This is the second edition of the South East Asia Mathematics Education Journal (SEAMEJ) which is an academic journal devoted to publishing a variety of research studies and theoretical papers in the field of mathematics education. SEAMEJ seeks to stimulate discussion at all levels of the mathematics education community. SEAMEJ aims to eventually publish an edition twice a year, in June and December.
SEAMEJ is supported by the Southeast Asian Ministers of Education Organization (SEAMEO), Centre for Quality Improvement of Teachers and Education Personnel (QITEP) in Mathematics situated in Yogyakarta Indonesia. Launched on July 13, 2009, there are now three QITEP SEAMEO Centres for Quality Improvement of Teachers and Education Personnel in Indonesia. One centre is in Mathematics (Yogyakarta), one in Science (Bandung) and one in Languages (English – Jakarta).
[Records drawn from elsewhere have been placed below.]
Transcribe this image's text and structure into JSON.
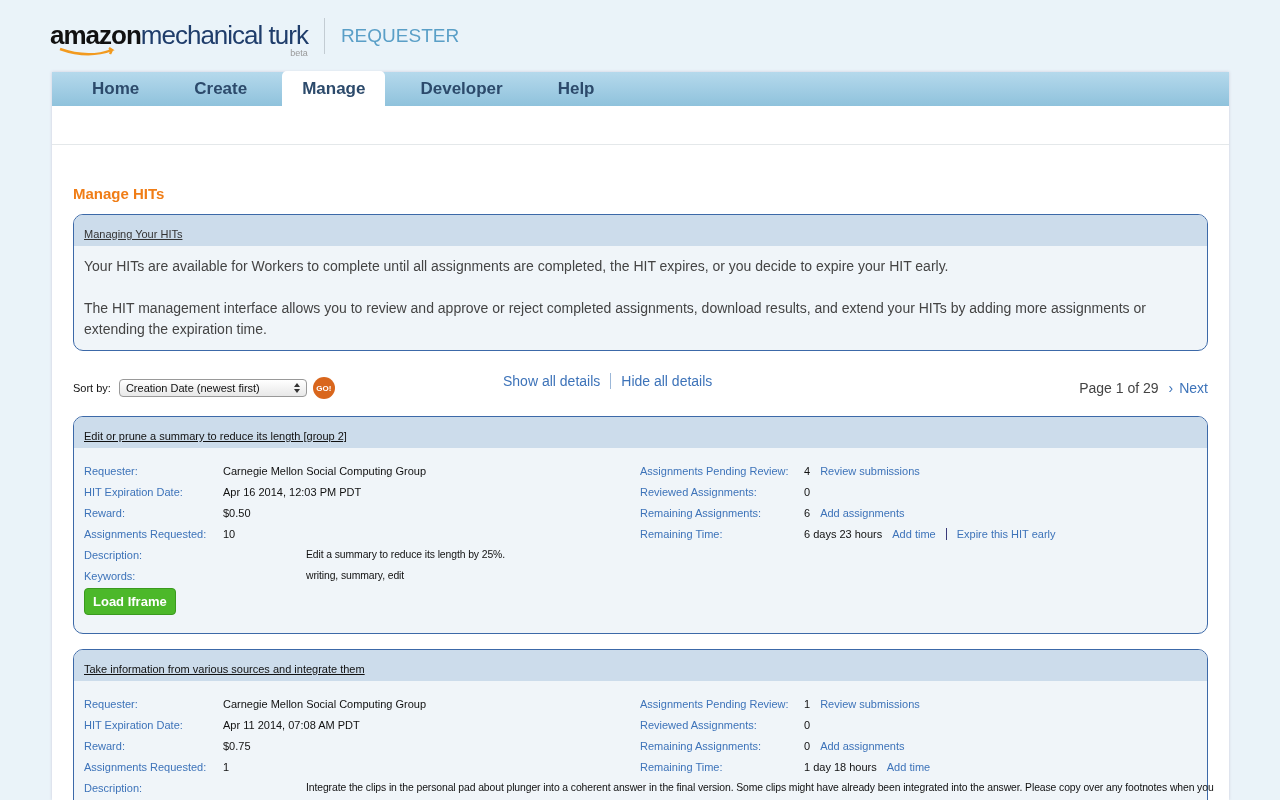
{
  "logo": {
    "brand": "amazon",
    "product": "mechanical turk",
    "badge": "beta",
    "section": "REQUESTER"
  },
  "tabs": [
    {
      "label": "Home",
      "selected": false
    },
    {
      "label": "Create",
      "selected": false
    },
    {
      "label": "Manage",
      "selected": true
    },
    {
      "label": "Developer",
      "selected": false
    },
    {
      "label": "Help",
      "selected": false
    }
  ],
  "page_title": "Manage HITs",
  "info_box": {
    "heading": "Managing Your HITs",
    "paragraphs": [
      "Your HITs are available for Workers to complete until all assignments are completed, the HIT expires, or you decide to expire your HIT early.",
      "The HIT management interface allows you to review and approve or reject completed assignments, download results, and extend your HITs by adding more assignments or extending the expiration time."
    ]
  },
  "sort": {
    "label": "Sort by:",
    "value": "Creation Date (newest first)",
    "go": "GO!"
  },
  "detail_links": [
    "Show all details",
    "Hide all details"
  ],
  "pager": {
    "text": "Page 1 of 29",
    "arrow": "›",
    "next": "Next"
  },
  "hits": [
    {
      "title": "Edit or prune a summary to reduce its length [group 2]",
      "fields": [
        {
          "label": "Requester:",
          "value": "Carnegie Mellon Social Computing Group"
        },
        {
          "label": "HIT Expiration Date:",
          "value": "Apr 16 2014, 12:03 PM PDT"
        },
        {
          "label": "Reward:",
          "value": "$0.50"
        },
        {
          "label": "Assignments Requested:",
          "value": "10"
        }
      ],
      "wide_fields": [
        {
          "label": "Description:",
          "value": "Edit a summary to reduce its length by 25%."
        },
        {
          "label": "Keywords:",
          "value": "writing, summary, edit"
        }
      ],
      "stats": [
        {
          "label": "Assignments Pending Review:",
          "value": "4",
          "links": [
            "Review submissions"
          ]
        },
        {
          "label": "Reviewed Assignments:",
          "value": "0"
        },
        {
          "label": "Remaining Assignments:",
          "value": "6",
          "links": [
            "Add assignments"
          ]
        },
        {
          "label": "Remaining Time:",
          "value": "6 days 23 hours",
          "links": [
            "Add time",
            "Expire this HIT early"
          ]
        }
      ],
      "button": "Load Iframe"
    },
    {
      "title": "Take information from various sources and integrate them",
      "fields": [
        {
          "label": "Requester:",
          "value": "Carnegie Mellon Social Computing Group"
        },
        {
          "label": "HIT Expiration Date:",
          "value": "Apr 11 2014, 07:08 AM PDT"
        },
        {
          "label": "Reward:",
          "value": "$0.75"
        },
        {
          "label": "Assignments Requested:",
          "value": "1"
        }
      ],
      "wide_fields": [
        {
          "label": "Description:",
          "value": "Integrate the clips in the personal pad about plunger into a coherent answer in the final version. Some clips might have already been integrated into the answer. Please copy over any footnotes when you"
        }
      ],
      "stats": [
        {
          "label": "Assignments Pending Review:",
          "value": "1",
          "links": [
            "Review submissions"
          ]
        },
        {
          "label": "Reviewed Assignments:",
          "value": "0"
        },
        {
          "label": "Remaining Assignments:",
          "value": "0",
          "links": [
            "Add assignments"
          ]
        },
        {
          "label": "Remaining Time:",
          "value": "1 day 18 hours",
          "links": [
            "Add time"
          ]
        }
      ]
    }
  ]
}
The first edition was produced using revised papers from the first International Symposium of QITEP Mathematics in November 2011, where a number of paper presenters were approached to submit their reworked papers to this journal. In this issue we are proud to state, there are papers that have been submitted by researchers from a number of countries.
We hope that trend this will continue and swell as the journal becomes widely read and enable us to meet our aim of two editions in one year.
In this issue we begin with a paper that provides some insights into the mathematics teaching in Shanghai China. The paper describes the struggle of a teacher and tends to concentrate more upon the teaching issues and less upon the research issues. While researchers may not find all the information they would like, nevertheless, as this journal seeks to serve both teachers and researchers, this paper deserves to be widely read. The papers that follow cover a wide range of issues and perspectives and include research into: translating concrete understanding to the abstract by students and how to help teacher achieve this end; a further elaboration of a longitudinal study of Australian transition years and school student engagement; a further elaboration of bibliotherapy with a framework for use with preservice teachers; a report on a professional learning workshop using a computer adaptive assessment program; the implications that brain research has for the teaching and learning of mathematics, and finishing with a study exploring on psychosocial learning environment in Indonesian mathematics classrooms. We are very thankful for this early support.
As this is only the second edition we are still refining our processes and so we wish to apologise if we have made errors or omissions. We welcome feedback and suggestions for improvement, but most of all, we welcome paper contributions.
The Journal seeks articles highlighting empirical as well as theoretical research studies, particularly those that have a perspective wider than local or national interests. All contributions to SEAMEJ will be peer reviewed and we are indebted to those on the International Advisory Panel for their support.